Shortly after the 1917 Russian Revolution, Lithuania declares independence from Russia & Germany.

Russia’s involvement in World War I amassed over 8 million killed and wounded. Soldiers being sent to the field without weapons surely didn’t help. Soldiers would simply pick up guns from other fallen soldiers. In 1917 the Russian people had enough and led by Vladimir Lenin, with his Marxist ideologies, Tsar Nicholas II became the last Tsar of Russia.

On this day February 16th, 1918, Lithuania declares its independence in the Lithuania Act of Independence.  The state of Lithuania was to be governed by democratic values and a cabinet was to be formed; however, the German state continued censoring texts. This didn’t stop the Lithuanians as they illegally printed the act and handed it out. It wasn’t until the German empire loss in WWI that the independent state of Lithuania actually existed when the first cabinet was made in November of 1918.
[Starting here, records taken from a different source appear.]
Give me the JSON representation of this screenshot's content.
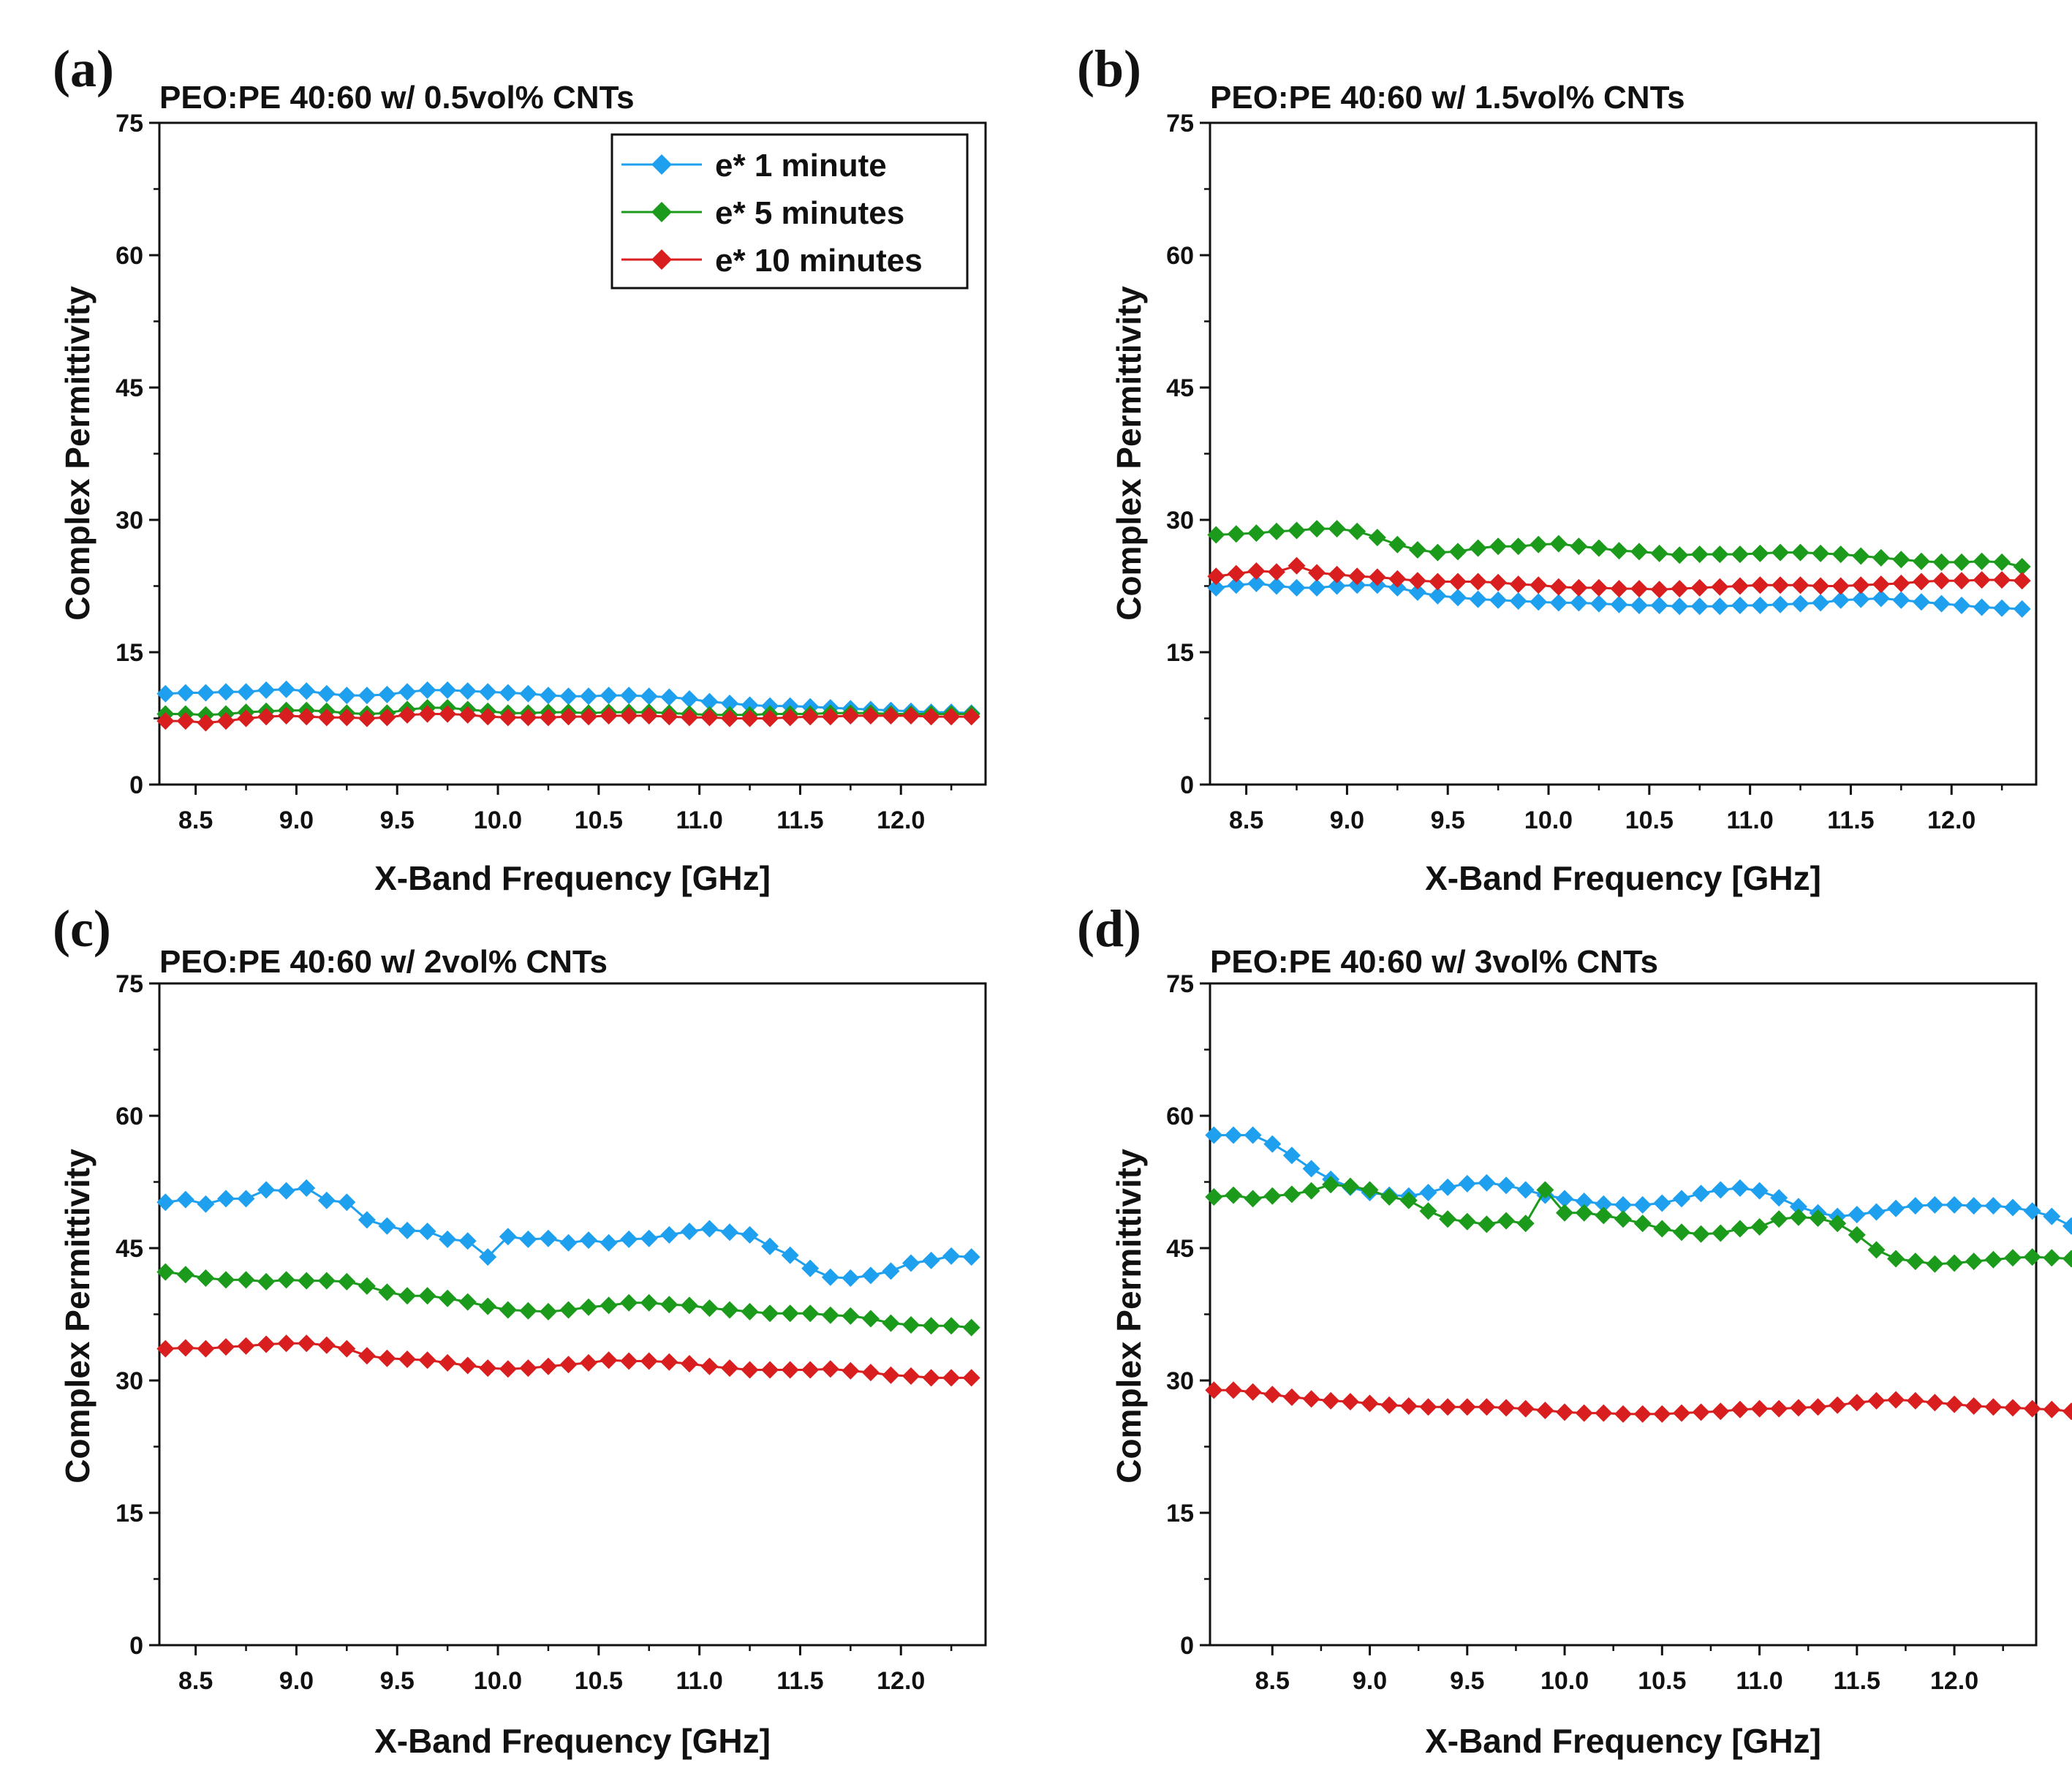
{
  "figure": {
    "series_colors": {
      "e* 1 minute": "#1ea0ef",
      "e* 5 minutes": "#1b9a1b",
      "e* 10 minutes": "#d81e1e"
    }
  },
  "chart_data": [
    {
      "type": "line",
      "panel": "(a)",
      "title": "PEO:PE 40:60 w/ 0.5vol% CNTs",
      "xlabel": "X-Band Frequency [GHz]",
      "ylabel": "Complex Permittivity",
      "xlim": [
        8.32,
        12.42
      ],
      "ylim": [
        0,
        75
      ],
      "xticks": [
        "8.5",
        "9.0",
        "9.5",
        "10.0",
        "10.5",
        "11.0",
        "11.5",
        "12.0"
      ],
      "yticks": [
        "0",
        "15",
        "30",
        "45",
        "60",
        "75"
      ],
      "legend": {
        "position": "top-right",
        "entries": [
          "e* 1 minute",
          "e* 5 minutes",
          "e* 10 minutes"
        ]
      },
      "x_start": 8.35,
      "x_step": 0.1,
      "series": [
        {
          "name": "e* 1 minute",
          "color": "#1ea0ef",
          "values": [
            10.3,
            10.4,
            10.4,
            10.5,
            10.5,
            10.7,
            10.8,
            10.6,
            10.3,
            10.1,
            10.1,
            10.2,
            10.5,
            10.7,
            10.7,
            10.6,
            10.5,
            10.4,
            10.3,
            10.1,
            10.0,
            10.0,
            10.1,
            10.1,
            10.0,
            9.9,
            9.7,
            9.4,
            9.2,
            9.0,
            8.9,
            8.9,
            8.8,
            8.7,
            8.6,
            8.5,
            8.4,
            8.3,
            8.2,
            8.2,
            8.1
          ]
        },
        {
          "name": "e* 5 minutes",
          "color": "#1b9a1b",
          "values": [
            8.0,
            8.0,
            7.9,
            8.0,
            8.2,
            8.3,
            8.4,
            8.4,
            8.3,
            8.1,
            8.0,
            8.1,
            8.5,
            8.7,
            8.7,
            8.5,
            8.3,
            8.1,
            8.1,
            8.2,
            8.2,
            8.1,
            8.2,
            8.2,
            8.2,
            8.1,
            8.0,
            7.9,
            7.9,
            7.9,
            8.0,
            8.0,
            8.0,
            8.1,
            8.1,
            8.1,
            8.0,
            8.0,
            8.0,
            8.0,
            8.0
          ]
        },
        {
          "name": "e* 10 minutes",
          "color": "#d81e1e",
          "values": [
            7.2,
            7.2,
            7.0,
            7.2,
            7.5,
            7.7,
            7.8,
            7.7,
            7.6,
            7.6,
            7.5,
            7.6,
            7.9,
            8.0,
            8.0,
            7.9,
            7.7,
            7.6,
            7.6,
            7.6,
            7.7,
            7.7,
            7.8,
            7.8,
            7.8,
            7.7,
            7.6,
            7.6,
            7.5,
            7.5,
            7.5,
            7.6,
            7.7,
            7.7,
            7.8,
            7.8,
            7.8,
            7.8,
            7.7,
            7.7,
            7.7
          ]
        }
      ]
    },
    {
      "type": "line",
      "panel": "(b)",
      "title": "PEO:PE 40:60 w/ 1.5vol% CNTs",
      "xlabel": "X-Band Frequency [GHz]",
      "ylabel": "Complex Permittivity",
      "xlim": [
        8.32,
        12.42
      ],
      "ylim": [
        0,
        75
      ],
      "xticks": [
        "8.5",
        "9.0",
        "9.5",
        "10.0",
        "10.5",
        "11.0",
        "11.5",
        "12.0"
      ],
      "yticks": [
        "0",
        "15",
        "30",
        "45",
        "60",
        "75"
      ],
      "x_start": 8.35,
      "x_step": 0.1,
      "series": [
        {
          "name": "e* 1 minute",
          "color": "#1ea0ef",
          "values": [
            22.3,
            22.6,
            22.8,
            22.5,
            22.3,
            22.3,
            22.5,
            22.6,
            22.6,
            22.3,
            21.8,
            21.4,
            21.2,
            21.0,
            20.9,
            20.8,
            20.7,
            20.6,
            20.6,
            20.5,
            20.4,
            20.3,
            20.3,
            20.2,
            20.2,
            20.2,
            20.3,
            20.3,
            20.4,
            20.5,
            20.6,
            20.9,
            21.0,
            21.1,
            20.9,
            20.7,
            20.5,
            20.3,
            20.1,
            20.0,
            19.9
          ]
        },
        {
          "name": "e* 5 minutes",
          "color": "#1b9a1b",
          "values": [
            28.3,
            28.4,
            28.5,
            28.7,
            28.8,
            29.0,
            29.0,
            28.7,
            28.0,
            27.2,
            26.6,
            26.3,
            26.4,
            26.8,
            27.0,
            27.0,
            27.2,
            27.3,
            27.0,
            26.8,
            26.5,
            26.4,
            26.2,
            26.0,
            26.1,
            26.1,
            26.1,
            26.2,
            26.3,
            26.3,
            26.2,
            26.1,
            25.9,
            25.7,
            25.5,
            25.3,
            25.2,
            25.2,
            25.3,
            25.2,
            24.7
          ]
        },
        {
          "name": "e* 10 minutes",
          "color": "#d81e1e",
          "values": [
            23.6,
            23.9,
            24.2,
            24.1,
            24.8,
            24.0,
            23.8,
            23.6,
            23.5,
            23.3,
            23.1,
            23.0,
            23.0,
            23.0,
            22.9,
            22.7,
            22.6,
            22.4,
            22.3,
            22.3,
            22.2,
            22.2,
            22.1,
            22.2,
            22.3,
            22.4,
            22.5,
            22.6,
            22.6,
            22.6,
            22.5,
            22.5,
            22.6,
            22.7,
            22.8,
            23.0,
            23.1,
            23.1,
            23.2,
            23.2,
            23.1
          ]
        }
      ]
    },
    {
      "type": "line",
      "panel": "(c)",
      "title": "PEO:PE 40:60 w/ 2vol% CNTs",
      "xlabel": "X-Band Frequency [GHz]",
      "ylabel": "Complex Permittivity",
      "xlim": [
        8.32,
        12.42
      ],
      "ylim": [
        0,
        75
      ],
      "xticks": [
        "8.5",
        "9.0",
        "9.5",
        "10.0",
        "10.5",
        "11.0",
        "11.5",
        "12.0"
      ],
      "yticks": [
        "0",
        "15",
        "30",
        "45",
        "60",
        "75"
      ],
      "x_start": 8.35,
      "x_step": 0.1,
      "series": [
        {
          "name": "e* 1 minute",
          "color": "#1ea0ef",
          "values": [
            50.2,
            50.5,
            50.0,
            50.6,
            50.6,
            51.6,
            51.5,
            51.8,
            50.4,
            50.2,
            48.2,
            47.5,
            47.0,
            46.9,
            46.0,
            45.8,
            44.0,
            46.3,
            46.0,
            46.1,
            45.6,
            45.9,
            45.6,
            46.0,
            46.1,
            46.5,
            46.9,
            47.2,
            46.8,
            46.5,
            45.2,
            44.2,
            42.7,
            41.7,
            41.6,
            41.9,
            42.4,
            43.3,
            43.6,
            44.1,
            44.0
          ]
        },
        {
          "name": "e* 5 minutes",
          "color": "#1b9a1b",
          "values": [
            42.3,
            42.0,
            41.6,
            41.4,
            41.4,
            41.2,
            41.4,
            41.3,
            41.3,
            41.2,
            40.7,
            40.0,
            39.6,
            39.6,
            39.3,
            38.9,
            38.4,
            38.0,
            37.9,
            37.8,
            38.0,
            38.3,
            38.5,
            38.8,
            38.8,
            38.6,
            38.5,
            38.2,
            38.0,
            37.8,
            37.6,
            37.6,
            37.6,
            37.4,
            37.3,
            37.0,
            36.5,
            36.3,
            36.2,
            36.2,
            36.0
          ]
        },
        {
          "name": "e* 10 minutes",
          "color": "#d81e1e",
          "values": [
            33.6,
            33.7,
            33.6,
            33.8,
            33.9,
            34.1,
            34.2,
            34.2,
            34.0,
            33.6,
            32.8,
            32.5,
            32.4,
            32.3,
            32.0,
            31.7,
            31.4,
            31.3,
            31.4,
            31.6,
            31.8,
            32.0,
            32.3,
            32.2,
            32.2,
            32.1,
            31.9,
            31.6,
            31.4,
            31.2,
            31.2,
            31.2,
            31.2,
            31.3,
            31.1,
            30.9,
            30.6,
            30.5,
            30.3,
            30.3,
            30.3
          ]
        }
      ]
    },
    {
      "type": "line",
      "panel": "(d)",
      "title": "PEO:PE 40:60 w/ 3vol% CNTs",
      "xlabel": "X-Band Frequency [GHz]",
      "ylabel": "Complex Permittivity",
      "xlim": [
        8.18,
        12.42
      ],
      "ylim": [
        0,
        75
      ],
      "xticks": [
        "8.5",
        "9.0",
        "9.5",
        "10.0",
        "10.5",
        "11.0",
        "11.5",
        "12.0"
      ],
      "yticks": [
        "0",
        "15",
        "30",
        "45",
        "60",
        "75"
      ],
      "x_start": 8.2,
      "x_step": 0.1,
      "series": [
        {
          "name": "e* 1 minute",
          "color": "#1ea0ef",
          "values": [
            57.8,
            57.8,
            57.8,
            56.8,
            55.5,
            54.0,
            52.8,
            51.9,
            51.3,
            51.0,
            50.9,
            51.3,
            51.9,
            52.3,
            52.4,
            52.1,
            51.6,
            51.0,
            50.6,
            50.3,
            50.0,
            49.9,
            49.9,
            50.1,
            50.6,
            51.2,
            51.6,
            51.8,
            51.5,
            50.7,
            49.7,
            49.0,
            48.6,
            48.8,
            49.1,
            49.5,
            49.8,
            49.9,
            49.9,
            49.8,
            49.8,
            49.6,
            49.2,
            48.6,
            47.5
          ]
        },
        {
          "name": "e* 5 minutes",
          "color": "#1b9a1b",
          "values": [
            50.8,
            51.0,
            50.6,
            50.9,
            51.1,
            51.5,
            52.2,
            52.0,
            51.6,
            50.8,
            50.4,
            49.2,
            48.3,
            48.0,
            47.7,
            48.1,
            47.8,
            51.6,
            49.0,
            49.0,
            48.7,
            48.3,
            47.8,
            47.2,
            46.8,
            46.6,
            46.7,
            47.2,
            47.4,
            48.3,
            48.5,
            48.4,
            47.8,
            46.5,
            44.8,
            43.8,
            43.5,
            43.2,
            43.3,
            43.5,
            43.7,
            43.9,
            44.0,
            43.9,
            43.8
          ]
        },
        {
          "name": "e* 10 minutes",
          "color": "#d81e1e",
          "values": [
            28.9,
            28.9,
            28.7,
            28.4,
            28.1,
            27.9,
            27.7,
            27.6,
            27.4,
            27.2,
            27.1,
            27.0,
            27.0,
            27.0,
            27.0,
            26.9,
            26.8,
            26.6,
            26.4,
            26.3,
            26.3,
            26.2,
            26.2,
            26.2,
            26.3,
            26.4,
            26.5,
            26.7,
            26.8,
            26.8,
            26.9,
            27.0,
            27.2,
            27.5,
            27.7,
            27.8,
            27.7,
            27.5,
            27.3,
            27.1,
            27.0,
            26.9,
            26.8,
            26.7,
            26.5
          ]
        }
      ]
    }
  ]
}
Fast-forward 72 years – in the meantime Lithuania has become a part of the Soviet Union; Lithuania became the first state to leave the Soviet Union in 1990. Lithuanian officials stated the Act of 1918 had never ceased to have clout and that in 1990, they were implementing it again. Lithuania is located in Northern Europe and is bordered by Poland and Belarus, and it is home to over 3,000,000 civilians.